Я объясняю Юльке, что это надо вырезать ножницами — осторожненько, в точности по рисунку! — наклеить фигурки на картон и играть с ними.

— Не… — Юлька отдает мне лист.

— Ты не хочешь?

— А где я тот картон возьму? И еще клей…

— Ну, хочешь, я дома все вырежу, наклею и принесу тебе… Хочешь?

Юлька смотрит мне в глаза пристально, очень грустно:

— Не… Не придешь ты… Все говорят: приду, принесу… И никто не приходит! Мама говорит: кому весело с калекой?

— С калекой? — переспрашиваю я.

— Ах да, ты не знаешь… — спохватывается Юлька. — Ну вот, смотри!

Юлька отбрасывает в сторону тряпье, которое служит ей одеялом. При неверном, полосатом свете ночника я вижу Юлькины ноги. Конечно, это ноги. На них пальцы с ногтями, подошвы, все как у людей, и все-таки — ах, что это за ноги! Никогда я таких не видела. Худые, тонкие, как макароны, на щиколотках круглые опухоли, как браслеты, а коленки выпячены вперед и в стороны, словно вывихнуты.

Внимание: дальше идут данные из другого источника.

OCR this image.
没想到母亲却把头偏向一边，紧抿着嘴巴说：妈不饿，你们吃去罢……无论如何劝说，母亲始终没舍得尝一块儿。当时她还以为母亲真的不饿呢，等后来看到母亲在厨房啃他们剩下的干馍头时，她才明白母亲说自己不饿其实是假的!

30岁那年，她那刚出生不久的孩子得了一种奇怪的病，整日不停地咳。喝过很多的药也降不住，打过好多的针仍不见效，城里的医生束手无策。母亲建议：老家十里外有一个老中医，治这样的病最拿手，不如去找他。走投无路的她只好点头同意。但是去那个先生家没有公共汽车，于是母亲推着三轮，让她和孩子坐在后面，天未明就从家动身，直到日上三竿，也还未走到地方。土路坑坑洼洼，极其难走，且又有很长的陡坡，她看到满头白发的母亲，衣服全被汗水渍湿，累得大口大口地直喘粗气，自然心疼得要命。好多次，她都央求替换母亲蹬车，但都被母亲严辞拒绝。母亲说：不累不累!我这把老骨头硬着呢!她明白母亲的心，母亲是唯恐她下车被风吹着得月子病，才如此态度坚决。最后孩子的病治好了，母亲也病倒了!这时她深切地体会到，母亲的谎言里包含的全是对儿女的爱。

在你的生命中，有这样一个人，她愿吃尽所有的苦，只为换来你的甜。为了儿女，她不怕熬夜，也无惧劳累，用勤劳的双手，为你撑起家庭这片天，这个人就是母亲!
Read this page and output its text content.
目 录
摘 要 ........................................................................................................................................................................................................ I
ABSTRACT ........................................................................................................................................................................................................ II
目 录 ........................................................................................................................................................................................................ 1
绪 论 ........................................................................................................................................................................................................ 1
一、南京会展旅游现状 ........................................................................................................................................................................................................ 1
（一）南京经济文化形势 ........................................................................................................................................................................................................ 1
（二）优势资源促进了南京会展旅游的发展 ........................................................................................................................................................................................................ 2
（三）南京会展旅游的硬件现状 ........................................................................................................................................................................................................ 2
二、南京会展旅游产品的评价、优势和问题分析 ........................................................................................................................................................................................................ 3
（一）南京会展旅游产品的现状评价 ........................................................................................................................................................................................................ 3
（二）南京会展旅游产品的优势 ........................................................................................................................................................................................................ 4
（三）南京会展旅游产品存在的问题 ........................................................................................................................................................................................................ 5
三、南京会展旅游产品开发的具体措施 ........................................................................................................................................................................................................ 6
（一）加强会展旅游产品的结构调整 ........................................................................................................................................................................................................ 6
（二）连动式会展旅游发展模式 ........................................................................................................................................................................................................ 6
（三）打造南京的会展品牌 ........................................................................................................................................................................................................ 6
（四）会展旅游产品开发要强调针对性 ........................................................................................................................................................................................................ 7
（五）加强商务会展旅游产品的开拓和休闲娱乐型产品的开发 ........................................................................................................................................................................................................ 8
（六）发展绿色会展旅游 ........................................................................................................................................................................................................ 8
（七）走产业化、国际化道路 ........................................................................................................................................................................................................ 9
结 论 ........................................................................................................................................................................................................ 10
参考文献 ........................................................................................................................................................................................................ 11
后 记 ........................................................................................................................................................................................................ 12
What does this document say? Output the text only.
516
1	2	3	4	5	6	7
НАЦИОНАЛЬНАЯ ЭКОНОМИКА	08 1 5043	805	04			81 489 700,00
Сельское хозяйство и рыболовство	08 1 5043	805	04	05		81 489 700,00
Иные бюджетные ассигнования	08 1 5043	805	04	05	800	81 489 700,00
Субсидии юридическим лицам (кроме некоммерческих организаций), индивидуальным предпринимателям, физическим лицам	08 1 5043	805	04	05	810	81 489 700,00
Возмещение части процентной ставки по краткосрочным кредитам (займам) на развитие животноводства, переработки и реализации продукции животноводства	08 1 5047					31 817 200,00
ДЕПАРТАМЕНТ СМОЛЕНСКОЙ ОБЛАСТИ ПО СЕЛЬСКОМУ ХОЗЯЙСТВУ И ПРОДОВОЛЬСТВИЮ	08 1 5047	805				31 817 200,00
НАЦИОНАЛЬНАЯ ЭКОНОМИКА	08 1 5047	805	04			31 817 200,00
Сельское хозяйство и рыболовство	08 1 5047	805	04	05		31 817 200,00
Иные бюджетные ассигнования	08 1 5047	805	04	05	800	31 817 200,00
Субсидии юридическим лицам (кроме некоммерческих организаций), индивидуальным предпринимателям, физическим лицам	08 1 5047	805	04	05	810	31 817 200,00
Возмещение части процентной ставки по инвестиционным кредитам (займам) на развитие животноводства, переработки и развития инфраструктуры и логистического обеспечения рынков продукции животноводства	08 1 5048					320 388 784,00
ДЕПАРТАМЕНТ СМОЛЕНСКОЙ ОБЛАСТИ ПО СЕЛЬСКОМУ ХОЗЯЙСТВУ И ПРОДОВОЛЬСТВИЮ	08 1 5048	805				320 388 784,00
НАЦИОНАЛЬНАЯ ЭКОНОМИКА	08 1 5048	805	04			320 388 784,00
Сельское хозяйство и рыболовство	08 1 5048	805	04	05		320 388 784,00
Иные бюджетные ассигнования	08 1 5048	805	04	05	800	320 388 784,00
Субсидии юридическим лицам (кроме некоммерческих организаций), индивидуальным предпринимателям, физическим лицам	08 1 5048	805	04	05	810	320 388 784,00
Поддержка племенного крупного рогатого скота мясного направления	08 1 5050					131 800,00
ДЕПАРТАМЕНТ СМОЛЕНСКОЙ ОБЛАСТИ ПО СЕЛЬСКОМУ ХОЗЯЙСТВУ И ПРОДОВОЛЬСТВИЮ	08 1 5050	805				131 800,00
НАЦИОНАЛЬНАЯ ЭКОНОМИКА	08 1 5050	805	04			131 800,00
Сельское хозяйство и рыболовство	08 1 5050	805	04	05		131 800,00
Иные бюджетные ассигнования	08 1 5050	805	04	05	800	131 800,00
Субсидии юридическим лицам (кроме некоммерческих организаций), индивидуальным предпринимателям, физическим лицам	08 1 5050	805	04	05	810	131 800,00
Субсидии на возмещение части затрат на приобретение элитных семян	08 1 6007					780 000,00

Я невольно подбираю ближе к себе мои собственные ноги. Как-то неловко, что они здоровые, могут бегать…

— Ты ходить нисколько не можешь? — спрашиваю я тихо, словно боюсь разбудить или потревожить горестные ноги Юльки.

— Не… Нисколько!

— Это такая болезнь, да? — догадываюсь я. Но Юлька отвечает строго, словно повторяя слова кого-то очень умного, очень уважаемого:

— Нет. Не болезнь. Ксендз Недзвецкий говорит: это бог меня наказал.

— За что?

— Не знаю. Разве люди могут понимать то, что делает бог? Ксендз Недзвецкий говорит — надо молиться утром и вечером: «Боженька, боженька, верни мне ноги!» И дома молиться и в костеле.

— Знаешь что? — предлагаю я робко. — Мой папа доктор. Я приведу его сюда, пусть он тебя вылечит.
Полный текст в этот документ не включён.